"Build" refers to hands-on activities involving trial and error, rapid-idea prototyping and testing, and open sharing. "STEAM" is STEM + arts/humanities. By combining STEM and arts, young innovators learn STEM subjects (science, technology, engineering, and math) alongside history, economics, geography, and culture.
A few years ago, I wanted to make a parabolic dish track the sun’s movement. I knew that a clock mechanism could be used to track the sun and small daily adjustments could handle the different elevations. It could be easily done with electronics, but in a third-world country, mechanical solutions can be fixed locally but electronics just stop working. So I started experimenting with Lego gears that I had left over from my four children.
Just how hard could it be to make an accurate clock? I quickly found out. Growing up in a time when I saw my parents fix mechanical and electrical things gave me an edge. Coming from an engineering family and being good at math and science helped, too. Being fascinated by the 400-day anniversary clock in my parents’ house and always taking things apart gave me a solid understanding of mechanical devices. But I wasn’t expecting the intense challenge of trying to create a precision clock out of the limited parts made by Lego. Soon I was no longer considering the solar tracker.
I was hooked on creating a fun and educational astronomical clock made out of Lego that could be used by families, teachers, and museums to teach STEAM. The educational phenomenon of STEM + A for Arts/Humanities could be supplemented with real working machines built out of the most versatile toy ever made. Legos are in seven out of every ten U.S. households. While most AFOL (Adult Fans of Lego) build artistic models, monster vehicles, or computer-controlled machines, what appealed to me was building working machines from the Industrial Revolution without motors or programming that demonstrated how historical machines were made, including the math and science used to create them. Not too many other people were doing this.
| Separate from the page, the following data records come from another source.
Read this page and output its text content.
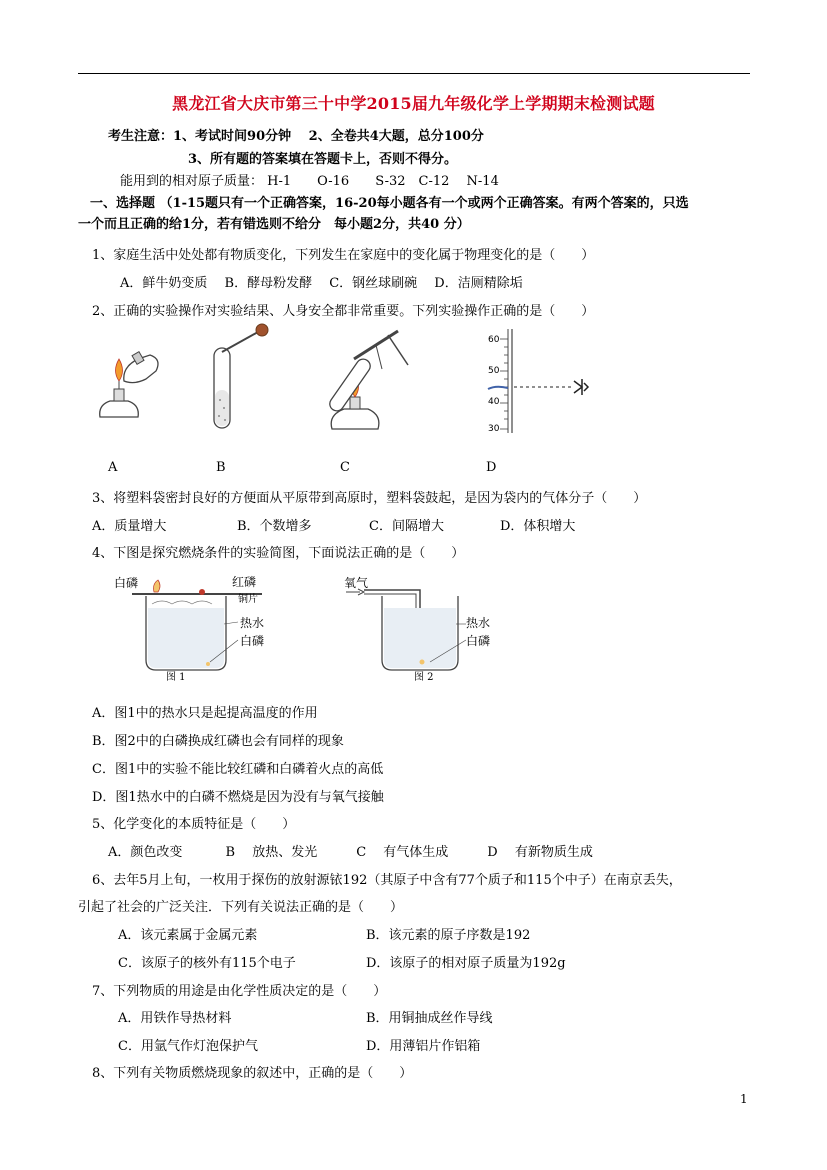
黑龙江省大庆市第三十中学2015届九年级化学上学期期末检测试题
考生注意：1、考试时间90分钟　 2、全卷共4大题，总分100分
3、所有题的答案填在答题卡上，否则不得分。
能用到的相对原子质量： H-1　　O-16　　S-32　C-12　 N-14
一、选择题 （1-15题只有一个正确答案，16-20每小题各有一个或两个正确答案。有两个答案的，只选
一个而且正确的给1分，若有错选则不给分　每小题2分，共40 分）
1、家庭生活中处处都有物质变化，下列发生在家庭中的变化属于物理变化的是（　　）
A．鲜牛奶变质　 B．酵母粉发酵　 C．钢丝球刷碗　 D．洁厕精除垢
2、正确的实验操作对实验结果、人身安全都非常重要。下列实验操作正确的是（　　）
60
50
40
30
A	B	C	D
3、将塑料袋密封良好的方便面从平原带到高原时，塑料袋鼓起，是因为袋内的气体分子（　　）
A．质量增大	B．个数增多	C．间隔增大	D．体积增大
4、下图是探究燃烧条件的实验简图，下面说法正确的是（　　）
白磷	红磷
铜片
热水
白磷
图 1
氧气
热水
白磷
图 2
A．图1中的热水只是起提高温度的作用
B．图2中的白磷换成红磷也会有同样的现象
C．图1中的实验不能比较红磷和白磷着火点的高低
D．图1热水中的白磷不燃烧是因为没有与氧气接触
5、化学变化的本质特征是（　　）
A．颜色改变　　　 B　 放热、发光　　　C　 有气体生成　　　D　 有新物质生成
6、去年5月上旬，一枚用于探伤的放射源铱192（其原子中含有77个质子和115个中子）在南京丢失，
引起了社会的广泛关注．下列有关说法正确的是（　　）
A．该元素属于金属元素	B．该元素的原子序数是192
C．该原子的核外有115个电子	D．该原子的相对原子质量为192g
7、下列物质的用途是由化学性质决定的是（　　）
A．用铁作导热材料	B．用铜抽成丝作导线
C．用氩气作灯泡保护气	D．用薄铝片作铝箱
8、下列有关物质燃烧现象的叙述中，正确的是（　　）
1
After two years, I “finished” the clock, and with encouragement from my local clock collectors, drove from Detroit to Milwaukee, and won the People’s Choice award from the NAWCC (National Association of Watch and Clock Collectors) in 2014. If these clock enthusiasts could recognize the innovation, fun, and potential of my Lego clock, then perhaps I was on the right track. I thought it could apply to many other machines. I took the next 18 months to complete other machines I had been designing, including a Lego working model of a “steam” engine powered by a vacuum cleaner that explains double acting steam engines, railroad reversing mechanisms, straight line mechanisms, and fly-ball governors. I now have a Lego mechanical logic gate (the basis of modern computers), Lego phonograph, and a Lego adding machine. Lego Key locks and combination locks models are explained. A working Lego sextant with a Vernier scale can help complete the Longitude story.
With these models, I hope to inspire three groups: children, mentors, and experts. For children, I want them to learn to love and understand mechanisms and engineering and appreciate their historical impact. They can gain the confidence that complex processes can be studied and understood. I want them to become makers and inventors, confident in using the tools of math and science. For teachers/mentors/parents, I want to create models and collaborate on workshop lesson plan materials to help them foster tinkering. For experts, I want to provide a platform where they can share their knowledge with the next generation and add supporting information to supplement the hands-on Lego models.
I started taking my machines to Maker Faires. People were excited, but everybody wanted one thing: a website, full of background information, pictures and videos, instructions, lesson plans, and inspiration. And here it is. It’s a little bit Maker, a little bit STEM/STEAM, a little bit Open Source and Instructables. My posts will cover details from the models, general design, engineering concepts, historical and cultural notes, math, science, cool things I’ve read, and anything else that fits this innovation concept.
If young people can make machines that teach basic principles of mechanisms—and also learn the background of the cultural struggles and the inventor’s solutions—more young innovators will go into engineering and technology fields. Just think of it: if the physics of a pendulum and the math of gear trains are part of a cross collaboration integrated hands-on Lego lesson plan, the joy of math and science can be instilled at a very young age. More kids will learn that they too can understand complex things . . . not just machines but people, processes, and situations. Kids will learn persistence, working with limited resources, trial and error, decisions, trade-offs, and consequences. And those are the skills we need the next generation to have.
I hope you'll enjoy the site, share it, and use the Lego models and lessons to tap the talent of young people. I invite you to share your ideas for new projects or tweaks to existing ones. Together, let’s inspire young innovators.